Le Tribunal Administratif de Nîmes, statuant par ordonnance, a rejeté le recours de M. B... comme manifestement irrecevable. Le requérant contestait une participation à l'assainissement collectif, mais sa demande, formulée comme un recours gracieux, relevait de l'administration et non du juge administratif. La juridiction a appliqué l'article R. 222-1 du code de justice administrative pour rejeter cette requête qui ne contenait aucune demande contentieuse propre à être examinée par le tribunal.
Texte intégral
Vu la procédure suivante :
Par une requête, enregistrée le 18 mars 2026, M. A... B... doit être regardé comme formant un recours gracieux contre le titre de recette du 29 janvier 2026 d’un montant de 2 920,32 euros relatif à la participation au financement de l’assainissement collectif émis par la communauté d’agglomération de Nîmes Métropole, demandant le réexamen de son dossier et à être exonéré du paiement de cette participation.

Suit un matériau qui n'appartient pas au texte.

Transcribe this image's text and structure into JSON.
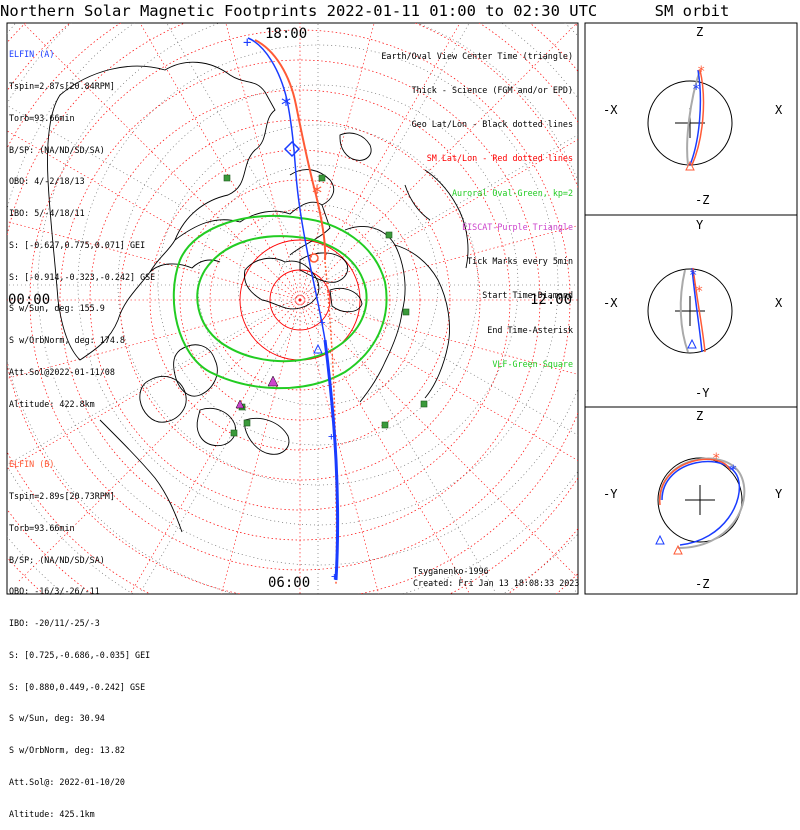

Vu les autres pièces du dossier.
Vu le code de justice administrative.
Considérant ce qui suit :
1. Aux termes de l’article R. 222-1 du code de justice administrative : « Les présidents de tribunal administratif (…) et les présidents de formation de jugement des tribunaux (…) peuvent, par ordonnance : (…) / 4º Rejeter les requêtes manifestement irrecevables, lorsque la juridiction n'est pas tenue d'inviter leur auteur à les régulariser ou qu'elles n'ont pas été régularisées à l'expiration du délai imparti par une demande en ce sens ; (…) ».
2. Aux termes de l’article R. 411-1 du code de justice administrative : « La juridiction est saisie par requête. La requête indique les nom et domicile des parties. Elle contient l’exposé des faits et moyens, ainsi que l’énoncé des conclusions soumises au juge. / L’auteur d’une requête ne contenant l’exposé d’aucun moyen ne peut la régulariser par le dépôt d’un mémoire exposant un ou plusieurs moyens que jusqu’à l’expiration du délai de recours. ».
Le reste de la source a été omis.